Лариса позвонила, когда Антонина проходила мимо аптеки.
— Мам, ты идёшь за Лёшей?
— Иду, — сказала Антонина и переложила пакет в другую руку. — Как обычно.
— Ты ему не покупай эти свои булки. Он не ест.
За витриной аптеки женщина в белом халате раскладывала коробки по полкам — ровно, по линеечке, одну к одной. Антонина остановилась.
— Как не ест? Вчера съел.
— Он выбрасывает, мам. Я нашла в мусорке. Маковую, в салфетке. Он просто не хочет тебе говорить.
Антонина посмотрела на пакет в руке.
— Может, одну не захотел. Бывает.
— Мам, — Лариса вздохнула так, будто объясняла что-то очевидное уже не первый раз. — Ему тринадцать. Он не трёхлетний. Узнай уже, что он ест, а что — нет. Ты ж на пенсии, тебе не трудно спросить.
За витриной женщина в белом подняла коробку, которая не вмещалась на полку, покрутила в руках и поставила на пол — отдельно, в стороне.
— Я спрашивала. Он говорит — вкусно.
— Он тебе так говорит, чтобы ты не обижалась. Ладно, мне работать. Заберёшь — и домой, не гуляйте.
Связь оборвалась. Антонина убрала телефон в карман и пошла дальше, к школе, и пакет с булочкой нести стало неудобно — не тяжёлый, а лишний.
***
Скамейка у школьного двора стояла под старым клёном, и краска на планках облупилась так давно, что под ней проступало сырое дерево. Антонина сидела с края, ближе к ограде, потому что середину заняли две женщины — одна в бордовой куртке, другая в вязаной шапке с помпоном, и обе разговаривали так, будто скамейка — их кухня.
— Мой вчера пятёрку принёс, представляешь? По математике! — сказала бордовая.
— Ну вот, а ты переживала, — отозвалась шапка с помпоном.
Антонина молчала. Пакет лежал на коленях.
Когда Лёша был маленький, она приходила за ним в детский сад, и он бежал через весь двор — куртка нараспашку, шапка на одном ухе, — и кричал «ба-а-а!» так, что воспитательница оборачивалась. Антонина каждый раз приседала, чтобы он врезался ей в колени, и подхватывала — тяжёлый, тёплый, с карманами, набитыми каштанами.
Сейчас ему тринадцать. Он уже выше неё на полголовы.
Звонок зазвенел за оградой, и двор наполнился голосами. Бордовая куртка встала, шапка с помпоном — тоже. Антонина осталась сидеть. Подождала, пока первая волна детей схлынет, потом поднялась и пошла к крыльцу.
Лёша вышел с двумя мальчишками. Рюкзак на одном плече, лямка перекручена. Антонина подняла руку — не замахала, а просто подняла, чтобы он увидел.
Лёша увидел.
Дёрнул лямку рюкзака вниз, сказал что-то мальчишкам и свернул — не к ней, а в другую сторону, к боковым воротам.
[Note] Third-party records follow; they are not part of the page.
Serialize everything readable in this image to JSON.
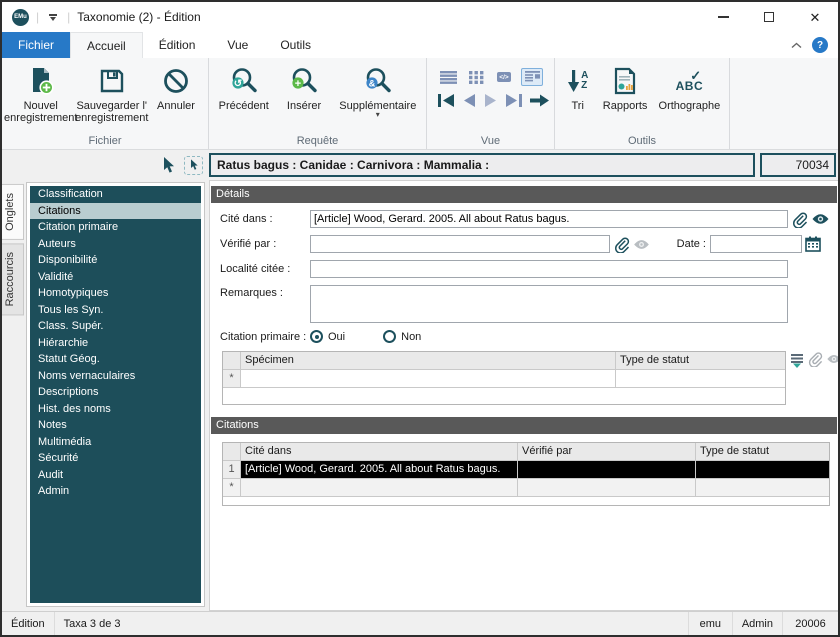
{
  "colors": {
    "accent_teal": "#1d505d",
    "sidebar_bg": "#1d4e5a",
    "sidebar_selected": "#b9cdd0",
    "file_tab_blue": "#2779c7",
    "green_plus": "#5cb948",
    "slate_icon": "#7d90b5",
    "section_header_gray": "#595959",
    "selected_row_black": "#000000"
  },
  "titlebar": {
    "logo": "EMu",
    "title": "Taxonomie (2) - Édition"
  },
  "tabs": {
    "items": [
      "Fichier",
      "Accueil",
      "Édition",
      "Vue",
      "Outils"
    ],
    "active": "Accueil"
  },
  "icons": {
    "help": "?",
    "sort_a": "A",
    "sort_z": "Z",
    "check": "✓",
    "abc": "ABC",
    "code": "</>",
    "refresh": "↺",
    "plus": "+",
    "amp": "&",
    "dropdown": "▾"
  },
  "ribbon": {
    "fichier": {
      "label": "Fichier",
      "new_record": "Nouvel enregistrement",
      "save_record": "Sauvegarder l' enregistrement",
      "cancel": "Annuler"
    },
    "requete": {
      "label": "Requête",
      "previous": "Précédent",
      "insert": "Insérer",
      "additional": "Supplémentaire"
    },
    "vue": {
      "label": "Vue"
    },
    "outils": {
      "label": "Outils",
      "sort": "Tri",
      "reports": "Rapports",
      "spelling": "Orthographe"
    }
  },
  "record": {
    "summary": "Ratus bagus : Canidae : Carnivora : Mammalia :",
    "number": "70034"
  },
  "sidebar": {
    "tabs": [
      "Onglets",
      "Raccourcis"
    ],
    "selected": "Citations",
    "items": [
      "Classification",
      "Citations",
      "Citation primaire",
      "Auteurs",
      "Disponibilité",
      "Validité",
      "Homotypiques",
      "Tous les Syn.",
      "Class. Supér.",
      "Hiérarchie",
      "Statut Géog.",
      "Noms vernaculaires",
      "Descriptions",
      "Hist. des noms",
      "Notes",
      "Multimédia",
      "Sécurité",
      "Audit",
      "Admin"
    ]
  },
  "details": {
    "header": "Détails",
    "cite_dans": {
      "label": "Cité dans :",
      "value": "[Article] Wood, Gerard. 2005. All about Ratus bagus."
    },
    "verifie_par": {
      "label": "Vérifié par :",
      "value": ""
    },
    "date_label": "Date :",
    "date_value": "",
    "localite": {
      "label": "Localité citée :",
      "value": ""
    },
    "remarques": {
      "label": "Remarques :",
      "value": ""
    },
    "citation_primaire": {
      "label": "Citation primaire :",
      "oui": "Oui",
      "non": "Non",
      "selected": "Oui"
    },
    "specimen_table": {
      "columns": [
        "Spécimen",
        "Type de statut"
      ],
      "new_row_marker": "*"
    }
  },
  "citations": {
    "header": "Citations",
    "columns": [
      "Cité dans",
      "Vérifié par",
      "Type de statut"
    ],
    "rows": [
      {
        "num": "1",
        "cite_dans": "[Article] Wood, Gerard. 2005. All about Ratus bagus.",
        "verifie_par": "",
        "type_statut": ""
      }
    ],
    "new_row_marker": "*"
  },
  "statusbar": {
    "left": [
      "Édition",
      "Taxa 3 de 3"
    ],
    "right": [
      "emu",
      "Admin",
      "20006"
    ]
  }
}
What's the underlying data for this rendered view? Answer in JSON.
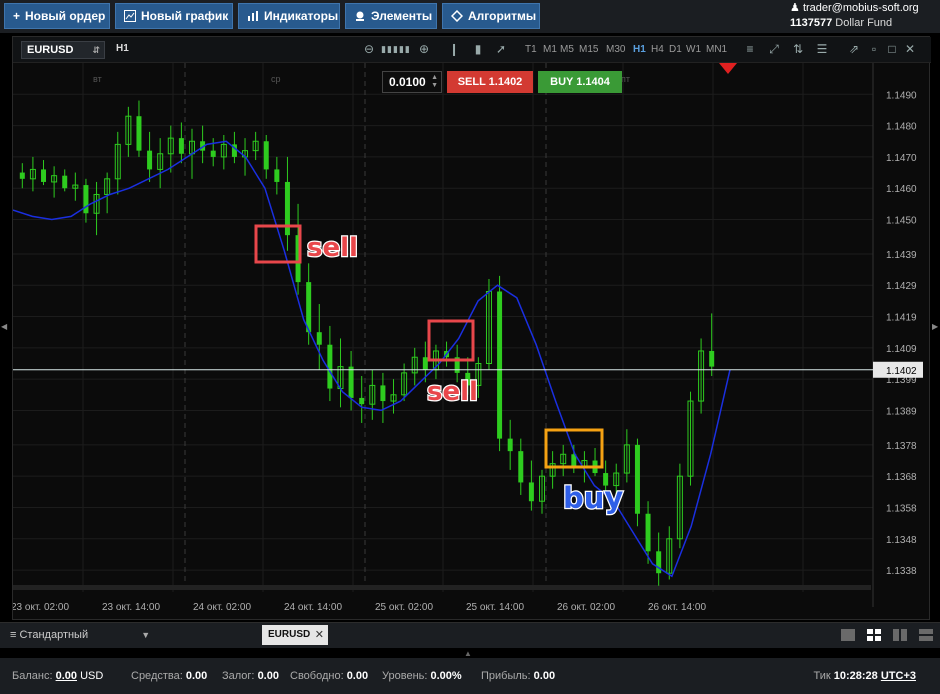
{
  "toolbar": {
    "new_order": "Новый ордер",
    "new_chart": "Новый график",
    "indicators": "Индикаторы",
    "elements": "Элементы",
    "algorithms": "Алгоритмы"
  },
  "account": {
    "email": "trader@mobius-soft.org",
    "number": "1137577",
    "fund": "Dollar Fund"
  },
  "chart": {
    "symbol": "EURUSD",
    "timeframe": "H1",
    "timeframes": [
      "T1",
      "M1",
      "M5",
      "M15",
      "M30",
      "H1",
      "H4",
      "D1",
      "W1",
      "MN1"
    ],
    "active_timeframe": "H1",
    "lot": "0.0100",
    "sell_label": "SELL 1.1402",
    "buy_label": "BUY 1.1404",
    "current_price": "1.1402"
  },
  "chart_data": {
    "type": "candlestick",
    "x_labels": [
      "23 окт. 02:00",
      "23 окт. 14:00",
      "24 окт. 02:00",
      "24 окт. 14:00",
      "25 окт. 02:00",
      "25 окт. 14:00",
      "26 окт. 02:00",
      "26 окт. 14:00"
    ],
    "day_labels": [
      "вт",
      "ср",
      "пт"
    ],
    "y_ticks": [
      "1.1490",
      "1.1480",
      "1.1470",
      "1.1460",
      "1.1450",
      "1.1439",
      "1.1429",
      "1.1419",
      "1.1409",
      "1.1399",
      "1.1389",
      "1.1378",
      "1.1368",
      "1.1358",
      "1.1348",
      "1.1338"
    ],
    "y_range": [
      1.1331,
      1.15
    ],
    "current_price": 1.1402,
    "annotations": [
      {
        "text": "sell",
        "color": "#e8474b"
      },
      {
        "text": "sell",
        "color": "#e8474b"
      },
      {
        "text": "buy",
        "color": "#2f5fe8"
      }
    ],
    "ohlc": [
      [
        1.1465,
        1.1468,
        1.146,
        1.1463
      ],
      [
        1.1463,
        1.147,
        1.1459,
        1.1466
      ],
      [
        1.1466,
        1.1469,
        1.1461,
        1.1462
      ],
      [
        1.1462,
        1.1467,
        1.1457,
        1.1464
      ],
      [
        1.1464,
        1.1466,
        1.1459,
        1.146
      ],
      [
        1.146,
        1.1465,
        1.1456,
        1.1461
      ],
      [
        1.1461,
        1.1463,
        1.1449,
        1.1452
      ],
      [
        1.1452,
        1.1462,
        1.1445,
        1.1458
      ],
      [
        1.1458,
        1.1465,
        1.1452,
        1.1463
      ],
      [
        1.1463,
        1.1478,
        1.1458,
        1.1474
      ],
      [
        1.1474,
        1.1486,
        1.147,
        1.1483
      ],
      [
        1.1483,
        1.1488,
        1.147,
        1.1472
      ],
      [
        1.1472,
        1.1478,
        1.1462,
        1.1466
      ],
      [
        1.1466,
        1.1476,
        1.146,
        1.1471
      ],
      [
        1.1471,
        1.148,
        1.1465,
        1.1476
      ],
      [
        1.1476,
        1.1481,
        1.1468,
        1.1471
      ],
      [
        1.1471,
        1.1479,
        1.1463,
        1.1475
      ],
      [
        1.1475,
        1.148,
        1.1468,
        1.1472
      ],
      [
        1.1472,
        1.1476,
        1.1467,
        1.147
      ],
      [
        1.147,
        1.1477,
        1.1466,
        1.1474
      ],
      [
        1.1474,
        1.1478,
        1.1468,
        1.147
      ],
      [
        1.147,
        1.1476,
        1.1464,
        1.1472
      ],
      [
        1.1472,
        1.1478,
        1.1469,
        1.1475
      ],
      [
        1.1475,
        1.1477,
        1.1463,
        1.1466
      ],
      [
        1.1466,
        1.147,
        1.1458,
        1.1462
      ],
      [
        1.1462,
        1.147,
        1.144,
        1.1445
      ],
      [
        1.1445,
        1.1455,
        1.1426,
        1.143
      ],
      [
        1.143,
        1.1436,
        1.141,
        1.1414
      ],
      [
        1.1414,
        1.1423,
        1.1402,
        1.141
      ],
      [
        1.141,
        1.1416,
        1.1392,
        1.1396
      ],
      [
        1.1396,
        1.1412,
        1.139,
        1.1403
      ],
      [
        1.1403,
        1.1408,
        1.1389,
        1.1393
      ],
      [
        1.1393,
        1.14,
        1.1385,
        1.1391
      ],
      [
        1.1391,
        1.1402,
        1.1386,
        1.1397
      ],
      [
        1.1397,
        1.1401,
        1.1385,
        1.1392
      ],
      [
        1.1392,
        1.1399,
        1.1388,
        1.1394
      ],
      [
        1.1394,
        1.1404,
        1.1392,
        1.1401
      ],
      [
        1.1401,
        1.1409,
        1.1397,
        1.1406
      ],
      [
        1.1406,
        1.1411,
        1.1398,
        1.1402
      ],
      [
        1.1402,
        1.141,
        1.1399,
        1.1408
      ],
      [
        1.1408,
        1.1411,
        1.1403,
        1.1406
      ],
      [
        1.1406,
        1.141,
        1.1398,
        1.1401
      ],
      [
        1.1401,
        1.1406,
        1.1394,
        1.1397
      ],
      [
        1.1397,
        1.1406,
        1.1393,
        1.1404
      ],
      [
        1.1404,
        1.1431,
        1.1402,
        1.1427
      ],
      [
        1.1427,
        1.1432,
        1.1376,
        1.138
      ],
      [
        1.138,
        1.1386,
        1.137,
        1.1376
      ],
      [
        1.1376,
        1.138,
        1.1362,
        1.1366
      ],
      [
        1.1366,
        1.1373,
        1.1357,
        1.136
      ],
      [
        1.136,
        1.137,
        1.1356,
        1.1368
      ],
      [
        1.1368,
        1.1376,
        1.1364,
        1.1372
      ],
      [
        1.1372,
        1.1378,
        1.1368,
        1.1375
      ],
      [
        1.1375,
        1.1378,
        1.1369,
        1.1371
      ],
      [
        1.1371,
        1.1376,
        1.1366,
        1.1373
      ],
      [
        1.1373,
        1.1377,
        1.1368,
        1.1369
      ],
      [
        1.1369,
        1.1373,
        1.1362,
        1.1365
      ],
      [
        1.1365,
        1.1372,
        1.136,
        1.1369
      ],
      [
        1.1369,
        1.1383,
        1.1366,
        1.1378
      ],
      [
        1.1378,
        1.138,
        1.1352,
        1.1356
      ],
      [
        1.1356,
        1.136,
        1.134,
        1.1344
      ],
      [
        1.1344,
        1.135,
        1.1333,
        1.1337
      ],
      [
        1.1337,
        1.1352,
        1.1335,
        1.1348
      ],
      [
        1.1348,
        1.1372,
        1.1345,
        1.1368
      ],
      [
        1.1368,
        1.1395,
        1.1365,
        1.1392
      ],
      [
        1.1392,
        1.1412,
        1.1388,
        1.1408
      ],
      [
        1.1408,
        1.142,
        1.14,
        1.1403
      ]
    ],
    "ma": [
      1.1453,
      1.1451,
      1.145,
      1.1451,
      1.1455,
      1.1458,
      1.146,
      1.1463,
      1.1466,
      1.147,
      1.1474,
      1.1475,
      1.147,
      1.146,
      1.144,
      1.1418,
      1.1405,
      1.1395,
      1.139,
      1.1389,
      1.1392,
      1.1398,
      1.1404,
      1.1412,
      1.1424,
      1.1429,
      1.1425,
      1.141,
      1.1392,
      1.1375,
      1.1365,
      1.136,
      1.135,
      1.134,
      1.1336,
      1.1352,
      1.1375,
      1.1402
    ]
  },
  "tabbar": {
    "template": "Стандартный",
    "tab": "EURUSD"
  },
  "status": {
    "balance_label": "Баланс:",
    "balance_value": "0.00",
    "balance_currency": "USD",
    "funds_label": "Средства:",
    "funds_value": "0.00",
    "margin_label": "Залог:",
    "margin_value": "0.00",
    "free_label": "Свободно:",
    "free_value": "0.00",
    "level_label": "Уровень:",
    "level_value": "0.00%",
    "profit_label": "Прибыль:",
    "profit_value": "0.00",
    "tick_label": "Тик",
    "time": "10:28:28",
    "utc": "UTC+3"
  }
}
— Лёш! — позвала Антонина.
Мальчишки обернулись. Один из них — рыжий, в расстёгнутой куртке — толкнул второго локтем.
— Лёх, это чё, бабка твоя?
Лёша не остановился. Не обернулся.
— Не, — донеслось от ворот. — Просто... тётка какая-то.
Рыжий хмыкнул. Второй засмеялся — не зло, а так, как смеются от чужого неудобства, когда не знаешь, куда деть глаза.
Антонина стояла у крыльца. Пакет с булочкой в руке — лишний, тёплый, ни для кого. Бабушки со скамейки уже уходили со своими внуками. Никто не смотрел в её сторону.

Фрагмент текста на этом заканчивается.